One day, with Getty content embedded all over the web, they could turn on the ads and instantly millions of ads everywhere. It could be in the form of a preroll video ad where you now have to click to view the underlying image, or a small banner on the bottom of the photo. They can use the data collected to sell ads specifically targeting your blog or website. You can start to see the potential here and can envision the true motive behind their announcement.
Problems with the free Getty Embedded Viewer
Images can disappear. One of the main problems that I see with the Getty Embedded Views is that they DO NOT own a large portion of the images they are giving away. The contributors and copyright owners have not given Getty permission to give away their photos and clipart. Getty claims to have the right to give away the images as they are deeming the Embedded Viewer as “promotional” which is granted as per the Getty Contract. Getty could lose millions of images from their library over the coming months and years as the contributors close their Getty accounts. What happens to your embedded image if the image is removed from their library?
Advertising can appear. As already discussed, Getty Images is not giving away free content out of desperation or kindness. In my view, its highly likely that this has been the Carlyle Group’s game plan from the onset. Turn the aging giant from a photo agency into a internet advertising network which some speculate would then in turn be purchased by large players like Google or Apple.

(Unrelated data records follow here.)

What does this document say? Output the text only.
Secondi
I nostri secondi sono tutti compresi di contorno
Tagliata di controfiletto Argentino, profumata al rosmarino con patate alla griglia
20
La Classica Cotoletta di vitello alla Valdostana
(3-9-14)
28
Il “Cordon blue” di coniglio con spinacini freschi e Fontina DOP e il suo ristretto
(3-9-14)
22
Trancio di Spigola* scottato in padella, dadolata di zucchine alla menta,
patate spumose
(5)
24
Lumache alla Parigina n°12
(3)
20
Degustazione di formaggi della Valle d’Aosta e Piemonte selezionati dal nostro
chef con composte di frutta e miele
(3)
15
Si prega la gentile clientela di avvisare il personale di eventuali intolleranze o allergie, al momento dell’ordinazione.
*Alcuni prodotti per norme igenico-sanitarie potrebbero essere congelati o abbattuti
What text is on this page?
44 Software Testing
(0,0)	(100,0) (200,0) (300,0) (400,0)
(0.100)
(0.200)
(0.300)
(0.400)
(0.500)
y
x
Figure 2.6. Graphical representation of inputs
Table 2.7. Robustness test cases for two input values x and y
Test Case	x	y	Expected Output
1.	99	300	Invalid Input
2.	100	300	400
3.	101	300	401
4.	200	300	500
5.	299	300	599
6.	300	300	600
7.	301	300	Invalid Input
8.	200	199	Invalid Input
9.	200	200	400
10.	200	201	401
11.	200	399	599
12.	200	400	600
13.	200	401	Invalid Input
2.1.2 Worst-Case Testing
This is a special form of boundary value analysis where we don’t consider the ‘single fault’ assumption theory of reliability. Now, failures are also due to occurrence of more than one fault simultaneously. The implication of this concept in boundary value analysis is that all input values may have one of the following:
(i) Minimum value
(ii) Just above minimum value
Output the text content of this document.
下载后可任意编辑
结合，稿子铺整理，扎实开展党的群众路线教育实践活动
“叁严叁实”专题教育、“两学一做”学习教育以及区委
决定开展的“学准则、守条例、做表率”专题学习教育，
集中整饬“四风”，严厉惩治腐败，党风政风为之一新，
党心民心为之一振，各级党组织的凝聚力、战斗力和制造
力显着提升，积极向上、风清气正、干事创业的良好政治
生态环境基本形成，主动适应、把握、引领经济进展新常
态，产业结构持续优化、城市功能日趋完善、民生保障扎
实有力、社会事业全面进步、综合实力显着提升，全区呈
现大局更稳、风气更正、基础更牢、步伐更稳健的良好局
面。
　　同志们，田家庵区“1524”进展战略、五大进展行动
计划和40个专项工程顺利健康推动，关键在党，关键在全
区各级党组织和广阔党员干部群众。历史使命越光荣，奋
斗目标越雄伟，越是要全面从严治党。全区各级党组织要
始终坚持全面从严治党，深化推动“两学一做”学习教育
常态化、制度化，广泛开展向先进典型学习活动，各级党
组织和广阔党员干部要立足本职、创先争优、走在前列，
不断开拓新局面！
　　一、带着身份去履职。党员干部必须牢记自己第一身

Reduced SEO Visibility. Getty puts their viewer within an iFrame, and Google does not follow content within an iFrame. The search engines will not index any images within an iFrame – giving advantage to sites you are competing against that use their own images.
The viewer is not perfectly responsive. A perfectly responsive website or blog will display correctly whether being viewed on a computer, tablet or cell phone. Using the Getty Embedded viewer could lead to problems being viewed on smaller devices. Given that a reported 47% of blogs are read on personal devices, responsiveness is a key issue.
Downtime (temporary or permanent). This is just speculation, but Getty is not a technology company such as Google. Do they really have the computer infrastructure and wherewithal to simultaneously handle hundreds of thousands of image request to their servers per second? What happens when they go down — all your blogs and webpages now have broken images? What happens if the project fails and they shut it down?
WordPress Featured Image. There is a reported 75 million users of WordPress blogs and many utilize “Featured Images” in their blog designs (meaning the photo that will show up on our homepage or in a search result page or your author archive page or your sidebar. You will only be able to use the image within the blog itself.
Clicking on Images. The world has been trained for the past decade to click on an image and it takes you to new content or the article, etc. Every Getty embedded image will take visitors away from your site.
What does this mean for the entire photographic industry?
There’s no doubt that this will further increase negative pricing pressure on the stock photo market. It remains to be seen whether other agencies will follow suit. Shutterstock CEO Jon Oringer tells Forbes he isn’t worried.
“The free images come with two thick strings attached–they can’t be used for making money and Getty can run its own ads on the pictures.”
“It’s not very landscape changing at all,” Origner told me via phone from San Francisco. “You can’t use their images for commercial use and 99.9% of our business is commercial use. We sell to businesses who sell other stuff, so we’re just going to concentrate on doing that.”
The Getty Embedded viewer has numerous limitations to be a good substitute for people who don’t mind stealing. There are alternatives currently available to the traditional stock agencies that are very low priced.